По общему признанию современников, был Иван Петрович Павлов человеком одержимым и необычайно возбудимым. Он запросто мог разбить стеклянную колбу о голову зазевавшегося лаборанта. Будучи от рождения левшой, великий физиолог во время операции постоянно менял руку, которой оперировал, и ассистентам приходилось крутиться вокруг академика, подлаживаясь под его неожиданный каприз. Павлов с жадностью набрасывался на всякие случайные явления во время эксперимента. Он мог забросить дом, частенько забывал о жене, о своем костюме и выглядел как самый обычный бродяга. Товарищи не раз принимали участие в судьбе своего странноватого коллеги. Однажды друзья собрали в складчину некоторую сумму и предложили ее Павлову.
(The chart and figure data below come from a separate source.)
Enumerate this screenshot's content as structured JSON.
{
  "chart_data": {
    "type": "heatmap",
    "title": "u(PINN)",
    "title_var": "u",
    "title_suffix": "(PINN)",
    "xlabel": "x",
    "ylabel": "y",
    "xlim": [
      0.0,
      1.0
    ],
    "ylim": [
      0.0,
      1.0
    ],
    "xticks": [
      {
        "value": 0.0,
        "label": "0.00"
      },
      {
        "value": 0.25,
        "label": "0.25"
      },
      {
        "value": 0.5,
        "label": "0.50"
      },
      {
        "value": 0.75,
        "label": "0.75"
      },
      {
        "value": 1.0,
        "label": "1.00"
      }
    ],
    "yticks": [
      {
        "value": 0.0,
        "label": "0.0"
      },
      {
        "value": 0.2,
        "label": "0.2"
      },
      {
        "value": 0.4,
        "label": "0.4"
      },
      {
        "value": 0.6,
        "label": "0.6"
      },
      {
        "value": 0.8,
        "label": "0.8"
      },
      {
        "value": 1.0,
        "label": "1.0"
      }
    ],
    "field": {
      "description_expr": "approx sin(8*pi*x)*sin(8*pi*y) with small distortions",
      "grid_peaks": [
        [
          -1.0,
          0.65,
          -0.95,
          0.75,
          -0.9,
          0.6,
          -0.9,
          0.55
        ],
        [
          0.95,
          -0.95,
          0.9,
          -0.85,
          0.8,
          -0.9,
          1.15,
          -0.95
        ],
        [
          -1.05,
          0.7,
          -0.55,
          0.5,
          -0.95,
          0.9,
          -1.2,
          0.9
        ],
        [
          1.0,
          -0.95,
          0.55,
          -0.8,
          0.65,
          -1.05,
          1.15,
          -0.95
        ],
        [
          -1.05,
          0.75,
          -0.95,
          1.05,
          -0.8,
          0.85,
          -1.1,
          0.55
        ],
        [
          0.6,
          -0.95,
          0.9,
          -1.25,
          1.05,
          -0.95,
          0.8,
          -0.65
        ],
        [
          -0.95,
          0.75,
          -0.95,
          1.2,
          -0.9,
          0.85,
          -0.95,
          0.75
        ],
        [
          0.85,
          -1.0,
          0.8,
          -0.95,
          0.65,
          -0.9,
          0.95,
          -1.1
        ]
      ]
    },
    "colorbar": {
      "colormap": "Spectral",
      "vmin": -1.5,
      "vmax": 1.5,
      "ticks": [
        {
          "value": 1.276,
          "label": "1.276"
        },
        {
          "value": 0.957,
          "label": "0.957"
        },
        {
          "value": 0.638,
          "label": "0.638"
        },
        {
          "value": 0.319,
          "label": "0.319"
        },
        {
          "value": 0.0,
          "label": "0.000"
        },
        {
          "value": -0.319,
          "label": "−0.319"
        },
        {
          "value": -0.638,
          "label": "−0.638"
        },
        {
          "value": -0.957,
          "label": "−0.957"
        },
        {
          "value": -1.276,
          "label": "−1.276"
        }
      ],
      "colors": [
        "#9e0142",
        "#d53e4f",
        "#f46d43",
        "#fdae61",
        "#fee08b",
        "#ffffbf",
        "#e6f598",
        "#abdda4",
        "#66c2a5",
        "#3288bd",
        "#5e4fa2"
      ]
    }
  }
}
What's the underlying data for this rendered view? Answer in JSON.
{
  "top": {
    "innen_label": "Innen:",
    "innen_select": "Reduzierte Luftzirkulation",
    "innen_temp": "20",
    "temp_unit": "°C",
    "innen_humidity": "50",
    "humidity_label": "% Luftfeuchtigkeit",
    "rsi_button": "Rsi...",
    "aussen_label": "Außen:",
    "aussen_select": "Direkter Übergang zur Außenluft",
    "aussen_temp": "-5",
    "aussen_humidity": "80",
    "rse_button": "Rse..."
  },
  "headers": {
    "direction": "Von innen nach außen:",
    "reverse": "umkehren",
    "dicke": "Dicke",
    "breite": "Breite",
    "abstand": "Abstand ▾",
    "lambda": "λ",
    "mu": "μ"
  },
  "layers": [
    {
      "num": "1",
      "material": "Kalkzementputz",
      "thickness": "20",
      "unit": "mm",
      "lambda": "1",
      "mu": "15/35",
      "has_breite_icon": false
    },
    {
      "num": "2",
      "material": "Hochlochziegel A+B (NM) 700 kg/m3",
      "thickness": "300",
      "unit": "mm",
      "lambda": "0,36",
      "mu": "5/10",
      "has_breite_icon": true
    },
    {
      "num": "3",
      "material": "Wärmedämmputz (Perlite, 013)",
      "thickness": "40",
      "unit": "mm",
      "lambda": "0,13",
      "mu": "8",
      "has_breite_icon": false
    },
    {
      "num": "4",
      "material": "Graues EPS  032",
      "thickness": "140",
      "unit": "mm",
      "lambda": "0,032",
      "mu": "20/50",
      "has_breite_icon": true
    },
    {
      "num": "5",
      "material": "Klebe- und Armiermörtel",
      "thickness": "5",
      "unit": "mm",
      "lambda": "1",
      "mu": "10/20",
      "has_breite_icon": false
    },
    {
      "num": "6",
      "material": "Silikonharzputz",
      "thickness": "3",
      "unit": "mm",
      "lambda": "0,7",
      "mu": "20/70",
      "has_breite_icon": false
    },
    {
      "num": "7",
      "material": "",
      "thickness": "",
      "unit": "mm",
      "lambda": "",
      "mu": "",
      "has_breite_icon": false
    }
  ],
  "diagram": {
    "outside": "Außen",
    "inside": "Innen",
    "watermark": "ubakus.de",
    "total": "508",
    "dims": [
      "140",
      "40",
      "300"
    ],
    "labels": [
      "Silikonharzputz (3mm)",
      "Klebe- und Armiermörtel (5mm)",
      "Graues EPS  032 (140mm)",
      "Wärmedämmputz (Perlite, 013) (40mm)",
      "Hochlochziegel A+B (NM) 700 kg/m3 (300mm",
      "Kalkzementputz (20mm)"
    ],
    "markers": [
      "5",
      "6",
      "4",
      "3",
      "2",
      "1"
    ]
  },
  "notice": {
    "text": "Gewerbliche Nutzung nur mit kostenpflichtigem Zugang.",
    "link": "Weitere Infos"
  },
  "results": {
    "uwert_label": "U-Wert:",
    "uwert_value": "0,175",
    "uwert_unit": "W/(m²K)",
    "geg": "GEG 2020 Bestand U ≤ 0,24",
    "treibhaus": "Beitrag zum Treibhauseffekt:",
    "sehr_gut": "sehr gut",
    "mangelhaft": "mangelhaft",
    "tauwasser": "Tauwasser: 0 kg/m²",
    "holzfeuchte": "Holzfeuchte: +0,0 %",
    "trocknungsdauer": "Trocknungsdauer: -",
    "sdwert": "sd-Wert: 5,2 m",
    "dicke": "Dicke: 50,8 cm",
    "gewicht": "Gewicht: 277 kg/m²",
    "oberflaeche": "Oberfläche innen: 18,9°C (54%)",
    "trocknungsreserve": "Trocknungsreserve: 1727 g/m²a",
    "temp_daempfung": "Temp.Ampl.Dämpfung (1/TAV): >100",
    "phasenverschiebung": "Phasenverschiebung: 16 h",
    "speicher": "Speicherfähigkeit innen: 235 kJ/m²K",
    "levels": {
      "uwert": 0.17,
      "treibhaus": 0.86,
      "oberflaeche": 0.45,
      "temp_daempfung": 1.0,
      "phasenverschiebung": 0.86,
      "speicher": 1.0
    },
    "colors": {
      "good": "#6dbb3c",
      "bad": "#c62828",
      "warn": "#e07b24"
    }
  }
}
Он принял помощь, но каково же было удивление, когда все убедились, что на собранные деньги физиолог накупил целую свору собак. В голодное время, сразу после революции, Павлову предлагали особый паек и спрашивали о первостепенных нуждах. «Собак, побольше собак, – как заведенный повторял ученый, – а то хоть сам на улицу выходи и лови их».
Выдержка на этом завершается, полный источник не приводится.